Nicole Anderson-Mort is business development director of Sage UK, a FSTE 100 business software giant, which helps businesses of all sizes to manage their money, their time and their people.
Nicole will join us on Friday June 21 at 1pm for an hour-long Lunchtime Masterclass, when she will answer your questions and offer business tips and advice in a live webchat. In the meantime, here are her top tips for setting up your own business, from funding to registering your company.
Loads of people do it
Each year, more than 500,000 people in the UK start a business. And there are varying motivations for women. According to Sage's Entrepreneurial Britain Study, a fifth are motivated by money, while for one in four it's about taking the opportunity to do something full-time that they are really passionate about.
It could be the best thing you'll ever do
Although you'll face many challenges and things might not work out, many new businesses survive beyond their first two years. Being your own boss could give you more money and a better life. You can gain greater job satisfaction by turning your passion into profit, or get a better work / life balance.
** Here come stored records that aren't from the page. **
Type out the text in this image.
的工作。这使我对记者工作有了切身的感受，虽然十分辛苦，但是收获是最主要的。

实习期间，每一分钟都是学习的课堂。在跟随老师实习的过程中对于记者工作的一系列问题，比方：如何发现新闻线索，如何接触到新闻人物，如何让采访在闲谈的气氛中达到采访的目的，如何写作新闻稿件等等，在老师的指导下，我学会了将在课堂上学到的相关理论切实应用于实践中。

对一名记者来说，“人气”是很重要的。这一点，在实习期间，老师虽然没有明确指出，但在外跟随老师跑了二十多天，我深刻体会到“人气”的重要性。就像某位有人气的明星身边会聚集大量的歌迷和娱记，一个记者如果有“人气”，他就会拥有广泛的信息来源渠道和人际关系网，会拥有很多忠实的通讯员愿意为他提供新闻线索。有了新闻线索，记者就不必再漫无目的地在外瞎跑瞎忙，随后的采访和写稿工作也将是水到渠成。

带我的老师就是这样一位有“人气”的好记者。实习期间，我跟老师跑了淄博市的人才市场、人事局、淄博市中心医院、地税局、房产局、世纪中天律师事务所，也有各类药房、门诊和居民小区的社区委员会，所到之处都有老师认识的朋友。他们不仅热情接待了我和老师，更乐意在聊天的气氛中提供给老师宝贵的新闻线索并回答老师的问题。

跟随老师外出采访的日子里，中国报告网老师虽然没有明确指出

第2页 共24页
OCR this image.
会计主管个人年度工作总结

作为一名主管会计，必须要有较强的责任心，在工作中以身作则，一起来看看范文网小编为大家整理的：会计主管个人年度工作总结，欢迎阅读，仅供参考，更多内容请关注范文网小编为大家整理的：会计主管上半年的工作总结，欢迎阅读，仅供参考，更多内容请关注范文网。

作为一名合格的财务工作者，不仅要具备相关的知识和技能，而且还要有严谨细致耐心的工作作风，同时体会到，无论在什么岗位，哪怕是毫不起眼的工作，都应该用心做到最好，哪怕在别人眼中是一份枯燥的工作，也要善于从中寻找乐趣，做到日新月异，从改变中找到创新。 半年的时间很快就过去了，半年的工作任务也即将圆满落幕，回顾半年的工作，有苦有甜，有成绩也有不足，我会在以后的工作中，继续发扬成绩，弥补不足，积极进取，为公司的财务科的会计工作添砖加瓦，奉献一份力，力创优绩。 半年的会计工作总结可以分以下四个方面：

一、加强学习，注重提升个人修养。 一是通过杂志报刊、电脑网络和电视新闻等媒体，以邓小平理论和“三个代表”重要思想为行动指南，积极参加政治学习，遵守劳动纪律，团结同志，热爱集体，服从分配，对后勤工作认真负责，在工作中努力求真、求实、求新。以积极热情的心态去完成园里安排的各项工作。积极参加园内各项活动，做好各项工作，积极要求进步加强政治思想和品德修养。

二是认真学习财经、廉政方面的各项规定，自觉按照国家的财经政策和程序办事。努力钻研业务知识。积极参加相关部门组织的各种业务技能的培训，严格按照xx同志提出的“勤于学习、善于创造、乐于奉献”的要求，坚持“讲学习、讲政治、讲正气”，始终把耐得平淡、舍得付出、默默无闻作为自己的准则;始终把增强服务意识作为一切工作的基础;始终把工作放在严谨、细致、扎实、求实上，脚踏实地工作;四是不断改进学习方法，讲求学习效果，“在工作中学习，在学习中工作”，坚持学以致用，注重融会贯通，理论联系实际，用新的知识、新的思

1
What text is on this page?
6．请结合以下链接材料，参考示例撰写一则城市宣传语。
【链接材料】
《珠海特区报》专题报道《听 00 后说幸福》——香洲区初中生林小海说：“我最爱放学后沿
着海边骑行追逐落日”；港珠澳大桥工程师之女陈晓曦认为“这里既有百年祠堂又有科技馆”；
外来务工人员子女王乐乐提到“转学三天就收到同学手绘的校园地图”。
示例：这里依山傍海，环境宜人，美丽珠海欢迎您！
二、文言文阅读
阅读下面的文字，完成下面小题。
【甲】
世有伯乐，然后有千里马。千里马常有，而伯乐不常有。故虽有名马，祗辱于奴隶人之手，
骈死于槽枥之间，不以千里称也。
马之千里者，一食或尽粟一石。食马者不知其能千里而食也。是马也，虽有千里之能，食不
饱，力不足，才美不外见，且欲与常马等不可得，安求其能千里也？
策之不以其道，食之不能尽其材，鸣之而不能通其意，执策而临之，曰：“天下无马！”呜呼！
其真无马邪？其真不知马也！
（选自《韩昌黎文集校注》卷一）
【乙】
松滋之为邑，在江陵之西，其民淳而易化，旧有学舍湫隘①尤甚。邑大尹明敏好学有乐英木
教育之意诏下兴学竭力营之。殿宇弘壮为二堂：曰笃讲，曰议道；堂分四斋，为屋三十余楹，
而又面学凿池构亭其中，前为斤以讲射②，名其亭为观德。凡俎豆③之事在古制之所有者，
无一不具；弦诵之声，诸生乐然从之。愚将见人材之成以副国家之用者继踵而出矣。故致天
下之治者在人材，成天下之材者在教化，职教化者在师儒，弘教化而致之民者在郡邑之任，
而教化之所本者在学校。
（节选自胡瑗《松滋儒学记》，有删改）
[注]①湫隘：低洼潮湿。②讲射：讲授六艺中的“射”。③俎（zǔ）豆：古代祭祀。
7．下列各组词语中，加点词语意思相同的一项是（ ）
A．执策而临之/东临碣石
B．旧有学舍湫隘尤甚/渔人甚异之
There will be hard days, sure, but opting to do your own thing could be one of the best decisions you ever make.
You need a great business idea
You might spot a gap in the market that isn't currently being served, or your inspiration might come from a desire to solve a problem that affects you or your friends and family. Or perhaps you're just so passionate about something, that you want to immerse yourself in it every day.
Registering a business is simple
To become a sole trader (i.e. 'self-employed') call the HMRC Helpline for the Newly Self-Employed on 0845 915 4515 or register online. It's quick and there's no charge. For more information visit the HMRC website. Setting up a limited company is simple, too, although it takes longer, involves a fee and you might need help. Visit the Companies House website for more information.
Think about funding
Many people use their own savings to launch their own business, while others borrow from family members. You could stay working for someone else and start a business as a part-time venture until it becomes established. You can also get financial help from your bank or a grant or loan from a public organisation.
Access free information and support
There are loads of websites that offer free advice and resources to would-be entrepreneurs, including Sage Discover Your Business Potential website and startups.co.uk. Your local enterprise agency or bank might also be able to provide information. Also, it's a great idea to get tips from others who have successfully started their own business - often the best way to learn about starting up is from those who've done it.
Starting a business involves risk, but the rewards are worth it
Even if you work hard, are totally committed, have a great business idea and have the right qualities and outlook, your business could still fail. Otherwise, it could take time before your business is profitable. However, many new businesses do succeed - and you must believe yours could be one of them! If you come up with a good idea, test it properly, know your market, and address each start-up challenge properly, you could find yourself in charge of a highly profitable business.